Ray Sprague built his first hot rod, a ’34 Ford coupe body channelled over a ’32 chassis, in the 1950s, which was followed by a full-fendered, Dodge-powered ’32 roadster in the early 1960s. Today, he’s better known for terrorising the classic road-racing brigade in his home-built flathead-powered highboy ’32 roadster. Ray built the roadster’s alloy body himself using a home-built wheeling machine to create the curves.

OLD FAITHFUL – THEN AND NOW

Visitors to hot rod shows in the 1960s couldn’t believe their eyes when they saw the flathead-powered ’32 Ford roadster built by Manny Azzopardi and Charlie Buhagiar. They started with a ’32 Ford Sport Coupe and cut it down into a roadster, then channelled it and polished and plated everything in sight to create the stunning car that swept the show scene from its mid-1960s debut to its final outing in the early 1970s. After trading the car in on a new Falcon GT Azzopardi and Buhagiar lost track of their iconic hot rod, but AHR has traced its full history, ending with its current owners in South Australia.

RED HOT CHILI COUPE

Neil ‘Ned’ Kelly went against his father’s wishes that he buy a new Holden and instead bought an old ’35 Ford Coupe and began transforming it into a classic hot rod. Kelly successfully showed the coupe, drag raced it, and drove it every day through the 1960s. The neat coupe still resides in Kelly’s garage in suburban Melbourne.

SPEED MERCHANT

Drag racing is now a high tech, big dollar sport, but back in the 1960s when it was just getting started here it was possible to race your everyday driver.

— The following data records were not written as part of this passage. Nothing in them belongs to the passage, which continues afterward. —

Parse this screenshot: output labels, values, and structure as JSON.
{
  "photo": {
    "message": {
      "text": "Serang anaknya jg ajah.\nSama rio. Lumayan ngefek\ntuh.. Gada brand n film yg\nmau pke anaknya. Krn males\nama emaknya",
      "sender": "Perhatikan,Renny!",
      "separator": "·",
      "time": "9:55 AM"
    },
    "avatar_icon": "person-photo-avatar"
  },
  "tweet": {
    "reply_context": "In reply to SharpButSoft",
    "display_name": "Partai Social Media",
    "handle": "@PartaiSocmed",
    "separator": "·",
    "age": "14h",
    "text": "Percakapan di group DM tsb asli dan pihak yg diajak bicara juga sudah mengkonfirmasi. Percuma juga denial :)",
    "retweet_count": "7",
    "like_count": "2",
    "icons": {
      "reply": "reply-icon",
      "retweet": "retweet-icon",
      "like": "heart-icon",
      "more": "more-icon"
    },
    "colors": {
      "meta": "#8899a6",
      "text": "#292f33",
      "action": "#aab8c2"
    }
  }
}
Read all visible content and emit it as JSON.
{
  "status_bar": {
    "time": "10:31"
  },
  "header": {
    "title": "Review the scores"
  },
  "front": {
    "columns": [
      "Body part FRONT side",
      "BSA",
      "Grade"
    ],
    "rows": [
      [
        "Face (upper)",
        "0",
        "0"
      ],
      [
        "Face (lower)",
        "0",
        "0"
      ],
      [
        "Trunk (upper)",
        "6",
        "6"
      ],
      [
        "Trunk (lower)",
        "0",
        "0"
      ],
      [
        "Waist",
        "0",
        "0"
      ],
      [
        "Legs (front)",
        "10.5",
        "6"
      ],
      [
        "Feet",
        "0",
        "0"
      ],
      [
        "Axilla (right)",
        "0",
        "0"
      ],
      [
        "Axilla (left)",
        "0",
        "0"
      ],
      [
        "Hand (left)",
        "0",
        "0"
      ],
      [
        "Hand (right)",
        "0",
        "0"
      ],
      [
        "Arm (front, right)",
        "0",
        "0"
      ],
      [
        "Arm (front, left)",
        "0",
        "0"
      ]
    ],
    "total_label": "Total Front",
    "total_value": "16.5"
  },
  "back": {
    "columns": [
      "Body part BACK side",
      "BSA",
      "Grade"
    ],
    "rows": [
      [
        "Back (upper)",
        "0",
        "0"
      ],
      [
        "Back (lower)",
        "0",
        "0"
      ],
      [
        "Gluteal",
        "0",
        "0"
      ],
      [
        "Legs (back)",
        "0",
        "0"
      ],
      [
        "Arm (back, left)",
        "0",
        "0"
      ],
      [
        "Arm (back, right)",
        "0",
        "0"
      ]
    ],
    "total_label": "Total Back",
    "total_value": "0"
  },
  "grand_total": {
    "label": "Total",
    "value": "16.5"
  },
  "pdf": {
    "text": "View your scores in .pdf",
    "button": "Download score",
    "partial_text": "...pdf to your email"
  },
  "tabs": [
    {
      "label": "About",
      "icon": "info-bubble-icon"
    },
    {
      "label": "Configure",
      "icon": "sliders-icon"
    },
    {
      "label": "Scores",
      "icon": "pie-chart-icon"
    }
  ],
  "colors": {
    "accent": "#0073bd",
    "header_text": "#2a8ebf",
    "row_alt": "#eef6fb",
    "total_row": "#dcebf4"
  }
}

Back then, Eddie Thomas was the king of the drag strip in his big, blown Chrysler rail. Thomas dominated local drag racing, setting record after record and beating all comers, and took the fight up to the visiting American team of drag racers when they came here for the Dragfest in 1966. Old ‘ET’ is still powering on, as we discovered.

THE WAY THEY WERE

Twelve years ago when Leno Pirotta decided to build a new hot rod he wanted to build it just the way he would have done had he built it in the 1960s when he was a young kid chasing girls around Melbourne. Pirotta is best known for building the sharp ’39 Ford Sloper back then, but has stepped back into hot rodding after an absence of several years and has just completed the neat ’34 Ford highboy coupe.

TIME MACHINE

Bob Keith came to Australia with the American team that visited our shores in 1966 for the Dragfest series and raced a stunning big-block Chevy rail. Years later, a chance meeting between Keith and Brisbane-based drag racing writer, Lex Swayn, led to the idea of re-creating Keith’s old car. We went to Willowbank in Queensland to photograph the stunning result.

IN FOR THE LONG HAUL

Veteran Melbourne hot rodder Leo Spessott has driven his flamed yellow ’40 Ford convertible to every ASRF Nationals staged to date. Spessott bought the car in the 1960s and built it into a hot rod capable of transporting his family to rod runs.

Today, it’s a familiar sight at events all around Victoria, and the Nationals whenever and wherever they’re staged.